Michael and Molly kept going as well and were able to add Blue-winged Teal, Least Sandpiper and Bobolink.
On Monday, the last day, Margie was left to her wares as the sole eBirder in the county it seems and she manned her property and hummingbird feeders and finally was able to see one come in the afternoon to add Ruby-throated Hummingbird.

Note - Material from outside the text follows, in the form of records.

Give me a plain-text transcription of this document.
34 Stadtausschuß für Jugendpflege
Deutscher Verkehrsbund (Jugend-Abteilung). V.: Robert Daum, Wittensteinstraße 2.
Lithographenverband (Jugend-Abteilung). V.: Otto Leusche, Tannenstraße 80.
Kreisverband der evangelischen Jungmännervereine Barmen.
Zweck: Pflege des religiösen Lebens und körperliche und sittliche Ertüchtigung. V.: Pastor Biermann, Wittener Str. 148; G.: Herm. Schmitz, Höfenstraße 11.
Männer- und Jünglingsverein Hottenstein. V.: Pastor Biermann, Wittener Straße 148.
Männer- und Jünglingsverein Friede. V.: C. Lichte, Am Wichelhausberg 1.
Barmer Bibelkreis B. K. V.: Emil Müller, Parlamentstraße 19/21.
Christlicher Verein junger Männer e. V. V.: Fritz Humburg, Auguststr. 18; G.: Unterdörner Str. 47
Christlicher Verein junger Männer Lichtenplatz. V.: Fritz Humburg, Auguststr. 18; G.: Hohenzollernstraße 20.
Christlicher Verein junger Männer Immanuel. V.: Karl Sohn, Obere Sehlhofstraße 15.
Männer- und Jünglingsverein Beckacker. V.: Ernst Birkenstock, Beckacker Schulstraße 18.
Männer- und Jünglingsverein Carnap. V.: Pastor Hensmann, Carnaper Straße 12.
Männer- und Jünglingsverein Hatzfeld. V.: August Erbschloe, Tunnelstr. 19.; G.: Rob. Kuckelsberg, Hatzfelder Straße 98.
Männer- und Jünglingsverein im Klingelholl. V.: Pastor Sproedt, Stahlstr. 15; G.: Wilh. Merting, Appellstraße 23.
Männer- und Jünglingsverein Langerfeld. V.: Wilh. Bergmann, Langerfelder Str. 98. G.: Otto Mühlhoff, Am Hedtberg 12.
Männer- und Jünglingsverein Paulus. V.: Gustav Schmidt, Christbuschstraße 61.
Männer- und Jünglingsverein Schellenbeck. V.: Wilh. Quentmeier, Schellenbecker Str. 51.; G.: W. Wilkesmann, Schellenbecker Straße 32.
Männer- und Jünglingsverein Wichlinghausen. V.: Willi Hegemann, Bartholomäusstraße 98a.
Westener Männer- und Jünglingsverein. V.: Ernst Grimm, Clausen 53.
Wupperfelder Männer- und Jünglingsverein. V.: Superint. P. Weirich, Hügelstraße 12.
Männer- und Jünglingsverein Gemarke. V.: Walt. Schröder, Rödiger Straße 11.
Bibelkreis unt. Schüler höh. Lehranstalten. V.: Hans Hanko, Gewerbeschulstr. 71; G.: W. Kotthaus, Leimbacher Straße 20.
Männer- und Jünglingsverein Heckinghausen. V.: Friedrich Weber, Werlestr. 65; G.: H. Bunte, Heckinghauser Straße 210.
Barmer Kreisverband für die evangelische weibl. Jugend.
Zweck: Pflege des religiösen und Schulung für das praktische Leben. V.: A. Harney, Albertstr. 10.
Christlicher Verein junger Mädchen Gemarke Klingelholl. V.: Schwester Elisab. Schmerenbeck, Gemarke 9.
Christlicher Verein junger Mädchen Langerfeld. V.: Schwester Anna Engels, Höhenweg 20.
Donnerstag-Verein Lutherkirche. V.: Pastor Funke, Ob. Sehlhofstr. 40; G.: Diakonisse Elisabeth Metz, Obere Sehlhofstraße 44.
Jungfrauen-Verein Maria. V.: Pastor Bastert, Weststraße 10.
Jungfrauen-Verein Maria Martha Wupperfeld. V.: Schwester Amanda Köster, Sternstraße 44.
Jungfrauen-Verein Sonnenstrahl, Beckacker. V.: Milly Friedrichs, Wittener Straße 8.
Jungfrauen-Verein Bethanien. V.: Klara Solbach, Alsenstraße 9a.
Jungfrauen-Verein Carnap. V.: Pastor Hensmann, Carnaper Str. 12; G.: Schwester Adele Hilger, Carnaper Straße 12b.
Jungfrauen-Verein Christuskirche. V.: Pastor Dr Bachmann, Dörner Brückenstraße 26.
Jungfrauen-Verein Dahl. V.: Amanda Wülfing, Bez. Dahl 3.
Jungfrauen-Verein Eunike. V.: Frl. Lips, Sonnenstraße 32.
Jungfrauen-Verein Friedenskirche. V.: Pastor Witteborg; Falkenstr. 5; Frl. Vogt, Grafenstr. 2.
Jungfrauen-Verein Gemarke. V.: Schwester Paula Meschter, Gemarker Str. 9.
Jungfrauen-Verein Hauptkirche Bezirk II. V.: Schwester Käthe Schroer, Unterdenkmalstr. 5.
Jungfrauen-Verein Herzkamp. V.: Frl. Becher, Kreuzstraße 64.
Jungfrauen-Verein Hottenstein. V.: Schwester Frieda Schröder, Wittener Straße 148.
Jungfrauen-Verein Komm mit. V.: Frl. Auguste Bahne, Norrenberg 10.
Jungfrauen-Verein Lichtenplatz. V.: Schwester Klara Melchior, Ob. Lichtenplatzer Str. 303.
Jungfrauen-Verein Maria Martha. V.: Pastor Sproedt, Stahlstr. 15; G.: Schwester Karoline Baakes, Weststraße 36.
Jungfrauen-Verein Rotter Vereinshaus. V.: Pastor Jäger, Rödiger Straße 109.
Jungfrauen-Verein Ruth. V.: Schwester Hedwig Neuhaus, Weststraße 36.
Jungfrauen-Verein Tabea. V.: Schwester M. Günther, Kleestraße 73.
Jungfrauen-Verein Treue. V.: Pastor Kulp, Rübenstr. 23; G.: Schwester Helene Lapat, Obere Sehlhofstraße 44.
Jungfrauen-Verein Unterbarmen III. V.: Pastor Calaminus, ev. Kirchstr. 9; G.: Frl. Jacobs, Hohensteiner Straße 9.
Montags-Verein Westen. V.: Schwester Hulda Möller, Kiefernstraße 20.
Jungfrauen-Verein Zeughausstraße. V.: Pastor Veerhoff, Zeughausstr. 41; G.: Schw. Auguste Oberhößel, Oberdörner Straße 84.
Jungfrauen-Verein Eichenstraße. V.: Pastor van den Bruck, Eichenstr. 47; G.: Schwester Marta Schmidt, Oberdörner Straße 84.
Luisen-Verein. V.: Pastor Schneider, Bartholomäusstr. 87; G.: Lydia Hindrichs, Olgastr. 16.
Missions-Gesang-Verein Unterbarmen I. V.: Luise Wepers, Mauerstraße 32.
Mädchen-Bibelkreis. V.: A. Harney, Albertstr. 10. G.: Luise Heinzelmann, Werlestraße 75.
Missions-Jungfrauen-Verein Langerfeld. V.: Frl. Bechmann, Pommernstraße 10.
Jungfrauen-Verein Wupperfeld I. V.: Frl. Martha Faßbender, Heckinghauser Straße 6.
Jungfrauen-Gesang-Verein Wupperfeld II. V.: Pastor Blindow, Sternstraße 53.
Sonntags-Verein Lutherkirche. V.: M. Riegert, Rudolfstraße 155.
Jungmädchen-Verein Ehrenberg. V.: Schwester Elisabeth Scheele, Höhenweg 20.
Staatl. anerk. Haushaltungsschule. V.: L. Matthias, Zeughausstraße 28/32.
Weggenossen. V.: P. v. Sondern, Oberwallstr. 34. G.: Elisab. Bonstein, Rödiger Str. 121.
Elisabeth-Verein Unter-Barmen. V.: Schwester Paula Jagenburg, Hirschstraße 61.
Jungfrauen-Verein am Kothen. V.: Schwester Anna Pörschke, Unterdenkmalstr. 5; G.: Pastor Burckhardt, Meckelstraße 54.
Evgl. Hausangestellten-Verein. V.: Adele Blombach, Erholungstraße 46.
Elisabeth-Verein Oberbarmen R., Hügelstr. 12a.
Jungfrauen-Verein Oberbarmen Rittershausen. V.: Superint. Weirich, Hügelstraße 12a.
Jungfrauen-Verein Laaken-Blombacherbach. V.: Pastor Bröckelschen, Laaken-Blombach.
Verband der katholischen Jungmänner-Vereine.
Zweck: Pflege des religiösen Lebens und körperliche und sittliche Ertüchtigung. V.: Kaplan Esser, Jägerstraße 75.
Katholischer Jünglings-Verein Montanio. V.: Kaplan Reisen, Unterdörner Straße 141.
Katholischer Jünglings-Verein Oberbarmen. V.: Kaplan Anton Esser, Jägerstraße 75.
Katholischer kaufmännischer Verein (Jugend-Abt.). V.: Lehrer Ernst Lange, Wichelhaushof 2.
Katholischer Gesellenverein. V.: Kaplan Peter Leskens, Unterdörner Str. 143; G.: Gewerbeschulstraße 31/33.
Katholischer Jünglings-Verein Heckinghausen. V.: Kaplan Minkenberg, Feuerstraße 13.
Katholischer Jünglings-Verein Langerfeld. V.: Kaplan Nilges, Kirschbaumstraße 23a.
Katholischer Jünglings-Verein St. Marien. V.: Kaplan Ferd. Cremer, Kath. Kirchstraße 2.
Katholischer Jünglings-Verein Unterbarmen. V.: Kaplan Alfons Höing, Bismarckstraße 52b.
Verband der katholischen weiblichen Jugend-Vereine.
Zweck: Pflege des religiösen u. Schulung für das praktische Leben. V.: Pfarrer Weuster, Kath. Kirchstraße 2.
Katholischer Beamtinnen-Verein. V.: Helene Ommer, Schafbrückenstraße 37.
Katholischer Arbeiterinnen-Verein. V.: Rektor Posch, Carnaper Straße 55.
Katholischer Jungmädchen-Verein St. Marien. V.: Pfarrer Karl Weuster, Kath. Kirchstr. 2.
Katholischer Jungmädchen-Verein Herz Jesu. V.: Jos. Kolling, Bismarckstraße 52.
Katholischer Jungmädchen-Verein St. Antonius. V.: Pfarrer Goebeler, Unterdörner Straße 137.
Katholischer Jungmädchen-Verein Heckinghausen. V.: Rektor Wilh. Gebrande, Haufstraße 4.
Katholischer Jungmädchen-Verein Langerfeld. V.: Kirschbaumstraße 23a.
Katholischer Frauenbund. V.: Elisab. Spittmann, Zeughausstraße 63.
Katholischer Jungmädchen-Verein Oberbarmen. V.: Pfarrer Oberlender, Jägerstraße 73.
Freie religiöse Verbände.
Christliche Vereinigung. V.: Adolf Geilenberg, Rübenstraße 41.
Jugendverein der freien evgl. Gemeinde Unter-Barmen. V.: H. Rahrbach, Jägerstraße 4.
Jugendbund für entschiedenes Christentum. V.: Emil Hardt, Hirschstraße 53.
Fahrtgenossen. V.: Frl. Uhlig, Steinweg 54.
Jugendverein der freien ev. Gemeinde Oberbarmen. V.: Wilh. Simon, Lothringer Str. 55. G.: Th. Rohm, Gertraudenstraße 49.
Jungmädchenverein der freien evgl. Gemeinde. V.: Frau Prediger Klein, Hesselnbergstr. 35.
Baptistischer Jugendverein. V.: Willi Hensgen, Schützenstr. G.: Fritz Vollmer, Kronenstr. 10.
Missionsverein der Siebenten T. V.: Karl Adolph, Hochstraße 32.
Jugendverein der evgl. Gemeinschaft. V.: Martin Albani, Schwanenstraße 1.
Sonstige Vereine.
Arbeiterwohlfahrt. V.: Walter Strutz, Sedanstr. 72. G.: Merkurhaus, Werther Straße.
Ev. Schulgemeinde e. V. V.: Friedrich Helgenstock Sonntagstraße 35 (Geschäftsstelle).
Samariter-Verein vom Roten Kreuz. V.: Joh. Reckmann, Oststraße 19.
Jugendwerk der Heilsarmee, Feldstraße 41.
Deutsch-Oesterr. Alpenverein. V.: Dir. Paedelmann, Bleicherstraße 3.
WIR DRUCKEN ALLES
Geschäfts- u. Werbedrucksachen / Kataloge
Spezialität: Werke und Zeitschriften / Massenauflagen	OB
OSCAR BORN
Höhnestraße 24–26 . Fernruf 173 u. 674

So, we ended up with 113 species on 104 checklists with pictures of 18 birds and 34 with audio. We added 21 species to the county for the year. Many of the birders who came like myself were glad to get some species on a county we have never been to or not much before. Deb Grove and I were very pleased to get our lifetime Greene County lists up to over 100 as well as add some to Washington which I had zero in before.
Some of us got to enjoy dinner at Brady’s Roadhouse as well as Don Patrons. I wish I would have visited the coffee shop in town but there was only so much time. We did have to be mindful of the backroads and the big trucks going thru places. Some of us also hoped for the historical sightings of Summer Tanager and Swainson’s Warbler, but we’ll just have to try a few more times for that kind of luck.
Here is the link to our trip report we did with everyone who did eBird sharing their checklists with PSO Birding Data and it gave us our final tally. https://ebird.org/pa/tripreport/116219
We want to thank Margie again for her leadership and all of her birding friends in the Ralph K. Bell bird club as well as locals to the area.Also, to the hardened traveling birders who seem to enjoy this birding spotlight and spend their time and money to get here and explore mother nature with us.
We currently don’t have the next county spotlight plan finalized yet, but some are in the works.